UU HKPD Terbit, Tarif PBB Resmi Naik Maksimal 0,5 Persen
Pemerintah dan DPR resmi menaikkan tarif pajak bumi dan bangunan (PBB) perkotaan dan pedesaan atau PBB-P2 dengan besaran paling tinggi sebesar 0,5 persen. Kenaikan tertuang Undang-Undang Hubungan Keuangan antara Pemerintah Pusat dan Daerah (RUU HKPD) yang diteken Presiden Jokowi 5 Januari lalu.
Sebagai informasi, PBB-P2 merupakan pajak yang dikenakan terhadap lahan dan bangunan yang dimiliki, dikuasai, dan/atau dimanfaatkan oleh orang pribadi atau badan. Namun, pajak ini dikecualikan atas kawasan yang digunakan untuk kegiatan usaha perkebunan, perhutanan, dan pertambangan.
PBB-P2 dikenakan berjangka waktu satu tahun kalender. Saat yang menentukan untuk menghitung PBB-P2 yang terutang adalah menurut keadaan objek PBB-P2 pada 1 Januari.
Lihat Juga : |
Sebelum uu itu diteken, tarif PBB-P2 hanya dipatok 0,1 persen sampai maksimal 0,3 persen.
"Tarif PBB-P2 ditetapkan paling tinggi sebesar 0,5 persen," bunyi Pasal 41 uu tersebut seperti dikutip Rabu (12/1).

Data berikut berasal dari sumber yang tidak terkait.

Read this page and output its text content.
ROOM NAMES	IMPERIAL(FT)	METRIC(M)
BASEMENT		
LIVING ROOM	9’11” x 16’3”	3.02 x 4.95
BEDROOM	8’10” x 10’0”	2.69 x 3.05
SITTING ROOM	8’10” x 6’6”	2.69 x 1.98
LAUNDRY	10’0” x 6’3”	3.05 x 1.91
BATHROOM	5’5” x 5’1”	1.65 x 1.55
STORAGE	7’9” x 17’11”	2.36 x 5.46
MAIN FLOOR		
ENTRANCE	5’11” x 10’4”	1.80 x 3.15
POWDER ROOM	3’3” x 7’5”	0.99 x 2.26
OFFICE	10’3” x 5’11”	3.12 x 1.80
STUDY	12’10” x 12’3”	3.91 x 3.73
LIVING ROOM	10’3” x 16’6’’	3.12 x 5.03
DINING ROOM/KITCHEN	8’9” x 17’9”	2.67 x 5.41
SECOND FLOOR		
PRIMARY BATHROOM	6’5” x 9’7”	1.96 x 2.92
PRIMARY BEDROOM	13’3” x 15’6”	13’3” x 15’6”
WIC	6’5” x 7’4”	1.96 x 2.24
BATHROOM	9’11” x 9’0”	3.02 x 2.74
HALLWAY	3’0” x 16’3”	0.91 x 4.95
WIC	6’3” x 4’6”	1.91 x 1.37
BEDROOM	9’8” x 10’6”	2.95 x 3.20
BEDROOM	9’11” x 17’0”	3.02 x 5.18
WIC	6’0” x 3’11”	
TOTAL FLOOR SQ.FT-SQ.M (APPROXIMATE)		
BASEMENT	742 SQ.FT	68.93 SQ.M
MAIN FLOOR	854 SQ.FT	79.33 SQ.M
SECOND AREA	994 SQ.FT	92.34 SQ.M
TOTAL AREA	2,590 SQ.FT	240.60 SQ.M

Selain poin itu, UU HKPD juga mengatur dasar pengenaan PBB-P2 adalah nilai jual objek pajak (NJOP). NJOP tidak kena pajak ditetapkan paling sedikit Rp10 juta untuk setiap wajib pajak.
"Dalam hal wajib pajak memiliki atau menguasai lebih dari satu objek PBB-P2 di satu wilayah kabupaten/kota, NJOP tidak kena pajak hanya diberikan atas salah satu objek PBB-P2 untuk setiap tahun pajak," terang Pasal 40 ayat 4.
NJOP yang digunakan untuk perhitungan PBP-P2 ditetapkan paling rendah 20 persen dan paling tinggi 100 persen dari NJOP setelah dikurangi NJOP tidak kena pajak.
NJOP ditetapkan setiap tiga tahun, kecuali untuk subjek pajak tertentu dapat ditetapkan setiap tahun sesuai dengan perkembangan wilayahnya. Besaran NJOP ditetapkan oleh kepala daerah.
"Ketentuan lebih lanjut mengenai penilaian PBB-P2 diatur dengan peraturan menteri," jelas Pasal 40 ayat 8.